The Robust Scaler works by subtracting the median of the feature and then dividing by the IQR (the range between the 25th and 75th percentiles). This process ensures that the scaled features are less influenced by outliers and that the central tendency of the data is preserved.

The formula for Robust Scaler is:

$$X' = \frac{X - \text{median}(X)}{IQR(X)}$$

where:
- $X$ is the original data,
- $\text{median}(X)$ is the median of the feature,
- $IQR(X)$ is the interquartile range of the feature.

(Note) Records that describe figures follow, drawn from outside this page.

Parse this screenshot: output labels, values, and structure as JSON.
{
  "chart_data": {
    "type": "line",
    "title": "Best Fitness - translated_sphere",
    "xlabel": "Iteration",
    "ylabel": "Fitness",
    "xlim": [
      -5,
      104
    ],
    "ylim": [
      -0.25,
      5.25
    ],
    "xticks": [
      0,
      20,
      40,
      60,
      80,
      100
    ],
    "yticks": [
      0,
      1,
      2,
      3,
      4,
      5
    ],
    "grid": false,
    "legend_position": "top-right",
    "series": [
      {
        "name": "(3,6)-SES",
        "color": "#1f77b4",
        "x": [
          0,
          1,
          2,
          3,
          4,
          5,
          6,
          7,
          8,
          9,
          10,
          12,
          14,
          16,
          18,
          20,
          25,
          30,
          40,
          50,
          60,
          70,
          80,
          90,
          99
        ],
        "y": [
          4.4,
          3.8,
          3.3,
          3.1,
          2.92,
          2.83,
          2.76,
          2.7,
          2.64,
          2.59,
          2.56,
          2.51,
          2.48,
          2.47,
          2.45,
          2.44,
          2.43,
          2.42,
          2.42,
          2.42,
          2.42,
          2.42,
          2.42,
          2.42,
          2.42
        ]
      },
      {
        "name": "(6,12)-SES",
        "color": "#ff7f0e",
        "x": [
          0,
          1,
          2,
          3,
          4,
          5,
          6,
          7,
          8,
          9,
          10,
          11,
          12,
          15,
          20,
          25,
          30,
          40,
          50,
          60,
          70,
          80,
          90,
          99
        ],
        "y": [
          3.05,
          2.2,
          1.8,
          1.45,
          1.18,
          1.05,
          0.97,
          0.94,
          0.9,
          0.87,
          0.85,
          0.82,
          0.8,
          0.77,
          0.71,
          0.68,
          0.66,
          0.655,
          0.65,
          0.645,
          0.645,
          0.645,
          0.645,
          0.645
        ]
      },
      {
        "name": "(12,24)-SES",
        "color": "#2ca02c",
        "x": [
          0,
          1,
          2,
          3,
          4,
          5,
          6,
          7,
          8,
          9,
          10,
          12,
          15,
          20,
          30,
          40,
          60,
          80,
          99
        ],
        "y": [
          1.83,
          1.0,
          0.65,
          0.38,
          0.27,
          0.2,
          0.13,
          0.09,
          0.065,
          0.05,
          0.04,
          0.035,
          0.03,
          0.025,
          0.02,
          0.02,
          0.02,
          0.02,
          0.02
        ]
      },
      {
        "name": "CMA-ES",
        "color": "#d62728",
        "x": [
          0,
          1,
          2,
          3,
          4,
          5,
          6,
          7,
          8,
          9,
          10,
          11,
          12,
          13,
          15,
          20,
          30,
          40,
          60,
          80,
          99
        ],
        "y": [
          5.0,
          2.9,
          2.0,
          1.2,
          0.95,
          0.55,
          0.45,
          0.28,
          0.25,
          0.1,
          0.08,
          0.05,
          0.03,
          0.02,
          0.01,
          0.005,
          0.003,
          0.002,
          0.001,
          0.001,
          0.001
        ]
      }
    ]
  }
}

### Advantages of Robust Scaler
- **Resistant to Outliers**: It effectively scales data by reducing the impact of outliers, making it more suitable for datasets with significant outliers.
- **Centers Data**: The transformed features are centered around the median, which is less sensitive to outliers than the mean.

### Disadvantages of Robust Scaler
- **May Not Preserve Relationships**: While it reduces the influence of outliers, this method may distort the relationships between features, especially if the distribution is not symmetric.
- **Not Suitable for All Algorithms**: Some algorithms that rely on the actual range of the data might perform better with other scaling methods, such as Min-Max Scaling.


In [8]:
# Import Robust Scaler
from sklearn.preprocessing import RobustScaler

# Fit the scaler to the data
scaler = RobustScaler()
df_scaled = scaler.fit_transform(df)
df_scaled = pd.DataFrame(df_scaled, columns=df.columns)
df_scaled.describe()

Unnamed: 0,Age,Income,Education
count,21.0,21.0,21.0
mean,0.0,0.0,0.0
std,0.620484,0.620484,0.620484
min,-1.0,-1.0,-1.0
25%,-0.5,-0.5,-0.5
50%,0.0,0.0,0.0
75%,0.5,0.5,0.5
max,1.0,1.0,1.0